Chez Stirner, c’est l’individu qui constitue le véritable centre de toute vie sociale. Cette conception conduit à déplacer le centre de gravité de l’élection.
Habituellement, le citoyen se demande implicitement : Quel candidat attend mon vote ? Quel est mon devoir civique ? Quel est le « bon » choix ? Si l’on s’inspire de Stirner, on propose une autre logique. L’élection est une convocation, certes, mais cette convocation ne crée aucune obligation. Une fois devant l’urne, la seule question légitime devient : Qu’est-ce que je veux faire de cette situation ? La logique de l’obéissance est ici renversée. Au lieu de se définir par rapport à l’intention de celui qui appelle (« Que voulait-on de moi ? »), l’individu se définit par sa propre volonté (« Que veux-je, maintenant que je suis présent à l’appel ? »).
Les responsables politiques proposent, les électeurs disposent. Aujourd’hui, notre pratique électorale donne l’impression que c’est le cas mais en réalité c’est travesti. Plusieurs mécanismes tendent à transformer la proposition en injonction implicite : le vote est présenté comme un devoir moral et l’offre électorale est souvent considérée comme un ensemble fermé auquel il faut s’adapter. Dans cette logique, la question n’est plus : « Que veux-je ? », mais plutôt : « Parmi les possibilités existantes, laquelle suis-je tenu de choisir ? »

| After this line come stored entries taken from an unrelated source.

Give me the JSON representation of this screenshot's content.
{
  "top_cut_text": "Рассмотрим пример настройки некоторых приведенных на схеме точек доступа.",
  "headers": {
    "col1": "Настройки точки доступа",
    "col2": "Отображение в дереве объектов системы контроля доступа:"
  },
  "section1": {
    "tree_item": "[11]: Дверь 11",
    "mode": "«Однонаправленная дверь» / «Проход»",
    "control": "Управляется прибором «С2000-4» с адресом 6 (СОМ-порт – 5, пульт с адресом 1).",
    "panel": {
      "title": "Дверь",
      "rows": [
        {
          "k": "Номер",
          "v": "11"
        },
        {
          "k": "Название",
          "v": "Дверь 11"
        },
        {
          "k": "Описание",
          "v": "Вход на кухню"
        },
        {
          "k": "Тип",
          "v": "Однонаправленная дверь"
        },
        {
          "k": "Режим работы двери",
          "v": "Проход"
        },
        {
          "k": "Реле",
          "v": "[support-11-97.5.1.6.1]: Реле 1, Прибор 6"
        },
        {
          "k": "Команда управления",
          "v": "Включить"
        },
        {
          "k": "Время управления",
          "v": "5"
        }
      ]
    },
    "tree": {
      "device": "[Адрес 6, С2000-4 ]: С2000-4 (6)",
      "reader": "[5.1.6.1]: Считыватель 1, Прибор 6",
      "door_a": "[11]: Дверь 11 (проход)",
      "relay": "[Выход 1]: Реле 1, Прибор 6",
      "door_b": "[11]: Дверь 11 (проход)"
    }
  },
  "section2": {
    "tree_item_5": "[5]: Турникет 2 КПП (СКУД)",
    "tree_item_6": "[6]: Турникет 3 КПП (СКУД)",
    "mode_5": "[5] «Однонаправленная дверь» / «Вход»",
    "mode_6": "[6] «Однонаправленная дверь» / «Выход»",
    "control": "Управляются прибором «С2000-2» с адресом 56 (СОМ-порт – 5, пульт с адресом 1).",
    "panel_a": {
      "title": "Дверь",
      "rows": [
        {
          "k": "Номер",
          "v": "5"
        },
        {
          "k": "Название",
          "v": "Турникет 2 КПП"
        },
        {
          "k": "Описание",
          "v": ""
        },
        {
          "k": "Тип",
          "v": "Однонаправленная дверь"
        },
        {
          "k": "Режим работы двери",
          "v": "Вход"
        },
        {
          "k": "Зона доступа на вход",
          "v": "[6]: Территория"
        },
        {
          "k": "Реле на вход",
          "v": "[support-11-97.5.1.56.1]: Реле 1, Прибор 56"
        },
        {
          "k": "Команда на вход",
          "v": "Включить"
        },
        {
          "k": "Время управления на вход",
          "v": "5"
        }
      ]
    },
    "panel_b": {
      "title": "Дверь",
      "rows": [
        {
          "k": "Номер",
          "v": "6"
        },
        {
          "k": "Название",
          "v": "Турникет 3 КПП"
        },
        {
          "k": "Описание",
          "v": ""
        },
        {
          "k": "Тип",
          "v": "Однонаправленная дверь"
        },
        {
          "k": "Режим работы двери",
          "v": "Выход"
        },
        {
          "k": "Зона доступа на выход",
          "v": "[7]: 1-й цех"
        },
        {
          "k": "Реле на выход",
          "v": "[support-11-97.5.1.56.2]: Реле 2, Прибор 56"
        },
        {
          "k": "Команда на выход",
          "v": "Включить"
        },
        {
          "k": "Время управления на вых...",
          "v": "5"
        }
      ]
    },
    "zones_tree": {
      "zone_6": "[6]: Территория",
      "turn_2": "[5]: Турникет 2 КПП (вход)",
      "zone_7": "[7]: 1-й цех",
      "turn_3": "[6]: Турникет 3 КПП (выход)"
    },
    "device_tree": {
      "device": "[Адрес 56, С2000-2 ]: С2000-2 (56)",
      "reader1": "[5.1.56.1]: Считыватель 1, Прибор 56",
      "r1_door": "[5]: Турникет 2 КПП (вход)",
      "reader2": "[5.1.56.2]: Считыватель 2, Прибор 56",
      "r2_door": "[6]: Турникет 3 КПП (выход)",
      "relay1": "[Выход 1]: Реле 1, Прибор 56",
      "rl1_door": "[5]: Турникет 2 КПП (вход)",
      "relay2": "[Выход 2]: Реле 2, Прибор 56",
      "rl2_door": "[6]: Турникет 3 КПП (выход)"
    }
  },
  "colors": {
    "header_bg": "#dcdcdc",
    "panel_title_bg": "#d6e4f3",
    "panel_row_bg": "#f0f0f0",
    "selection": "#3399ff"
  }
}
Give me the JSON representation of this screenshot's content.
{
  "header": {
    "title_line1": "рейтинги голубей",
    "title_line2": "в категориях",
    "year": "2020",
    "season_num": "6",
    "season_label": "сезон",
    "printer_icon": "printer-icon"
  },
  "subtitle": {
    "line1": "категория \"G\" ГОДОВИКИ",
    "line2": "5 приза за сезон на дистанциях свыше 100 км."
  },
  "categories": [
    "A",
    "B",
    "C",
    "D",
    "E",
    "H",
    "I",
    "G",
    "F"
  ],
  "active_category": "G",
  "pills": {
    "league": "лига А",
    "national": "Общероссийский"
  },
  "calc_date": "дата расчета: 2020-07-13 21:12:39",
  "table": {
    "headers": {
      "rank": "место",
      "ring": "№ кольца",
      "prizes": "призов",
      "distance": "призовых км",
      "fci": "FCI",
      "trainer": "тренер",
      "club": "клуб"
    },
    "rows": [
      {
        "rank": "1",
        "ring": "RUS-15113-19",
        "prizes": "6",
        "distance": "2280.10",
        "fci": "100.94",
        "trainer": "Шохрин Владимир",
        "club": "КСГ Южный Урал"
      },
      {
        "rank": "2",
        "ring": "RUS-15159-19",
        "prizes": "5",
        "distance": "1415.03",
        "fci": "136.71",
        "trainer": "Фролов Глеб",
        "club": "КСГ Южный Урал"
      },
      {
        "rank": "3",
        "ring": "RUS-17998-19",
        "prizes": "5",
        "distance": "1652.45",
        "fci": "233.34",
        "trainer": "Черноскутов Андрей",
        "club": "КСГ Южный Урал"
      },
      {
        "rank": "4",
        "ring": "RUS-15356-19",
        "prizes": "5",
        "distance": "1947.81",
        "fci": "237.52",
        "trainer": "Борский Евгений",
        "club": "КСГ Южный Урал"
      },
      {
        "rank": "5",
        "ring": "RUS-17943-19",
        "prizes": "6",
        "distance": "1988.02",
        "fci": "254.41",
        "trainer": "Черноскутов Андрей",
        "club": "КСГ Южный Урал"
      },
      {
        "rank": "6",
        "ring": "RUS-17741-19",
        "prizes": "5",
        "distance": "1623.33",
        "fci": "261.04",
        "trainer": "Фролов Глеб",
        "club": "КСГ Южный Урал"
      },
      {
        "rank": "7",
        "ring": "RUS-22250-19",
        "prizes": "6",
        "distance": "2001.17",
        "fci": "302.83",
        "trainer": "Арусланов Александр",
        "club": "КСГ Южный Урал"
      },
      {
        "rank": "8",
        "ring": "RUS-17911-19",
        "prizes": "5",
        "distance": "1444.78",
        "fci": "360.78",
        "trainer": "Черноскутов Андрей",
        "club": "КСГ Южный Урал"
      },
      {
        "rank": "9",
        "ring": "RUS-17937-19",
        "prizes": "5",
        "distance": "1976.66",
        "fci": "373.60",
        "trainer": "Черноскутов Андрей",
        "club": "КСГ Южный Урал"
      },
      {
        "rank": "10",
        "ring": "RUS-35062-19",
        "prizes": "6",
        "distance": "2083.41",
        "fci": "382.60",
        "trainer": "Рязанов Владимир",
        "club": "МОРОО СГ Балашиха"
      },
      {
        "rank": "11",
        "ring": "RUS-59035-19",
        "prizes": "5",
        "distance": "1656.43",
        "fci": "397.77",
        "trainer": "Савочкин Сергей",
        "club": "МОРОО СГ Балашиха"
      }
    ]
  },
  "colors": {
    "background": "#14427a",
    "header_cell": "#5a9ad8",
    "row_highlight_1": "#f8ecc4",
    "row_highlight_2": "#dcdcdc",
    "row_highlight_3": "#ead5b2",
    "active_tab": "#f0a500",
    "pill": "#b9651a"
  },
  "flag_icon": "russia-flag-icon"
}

Dans la logique stirnérienne, il faut faire usage de quelque chose selon sa propre volonté. Une proposition n’a aucune autorité en elle-même ; elle n’est qu’un objet dont l’individu peut se servir, la modifier, la rejeter ou l’ignorer. L’autorité ne réside jamais dans celui qui propose. « Vous proposez ; moi seul décide de l’usage que je fais de votre proposition. »
On comprend que le vote blanc trouve naturellement sa place dans cette logique alors que dans notre pratique actuelle il dénote et on entend déjà les cris de notre personnel politique parlant d’une société livrée à l’égoïsme destructeur. L’individualisme se développe pourtant en Europe depuis la fin du moyen âge, via la Renaissance et l’accélération provoquée par la révolution industrielle. Aujourd’hui, le numérique et l’IA font franchir une nouvelle étape. Il ne faut pas en avoir peur mais l’accompagner.
Si toutes les façons de faire usage de l’offre électorale sont également légitimes, alors aucune ne devrait être juridiquement reléguée hors des suffrages exprimés. Le vote blanc n’est pas un non-vote ; il est un usage souverain de l’offre électorale.
En adoptant la perspective stirnérienne, on s’aperçoit que le premier bénéficiaire n’est pas le vote blanc, mais le vote lui-même. L’électeur devient pleinement acteur de sa décision. Lorsqu’il apporte sa voix au programme d’un candidat, son choix acquiert une portée nouvelle : il n’a pas voté par conformisme, par devoir ou faute d’alternative.
Il aurait pu voter blanc. Il a choisi de ne pas le faire.
La légitimité de l’élu s’en trouve renforcée. Elle repose sur une adhésion pleinement assumée plutôt que sur une simple sélection parmi les options disponibles.
[1] Max Stirner est un philosophe allemand méconnu du XIXème siècle. Pourtant, Karl Marx a consacré plus d’une centaine de pages à son ouvrage : L’Unique et sa propriété (Edition La table ronde). Aujourd’hui, les spécialistes de l’auteur du Capital ont tendance à considérer que les affirmations de Stirner l’ont obligé à préciser différents points de ses analyses.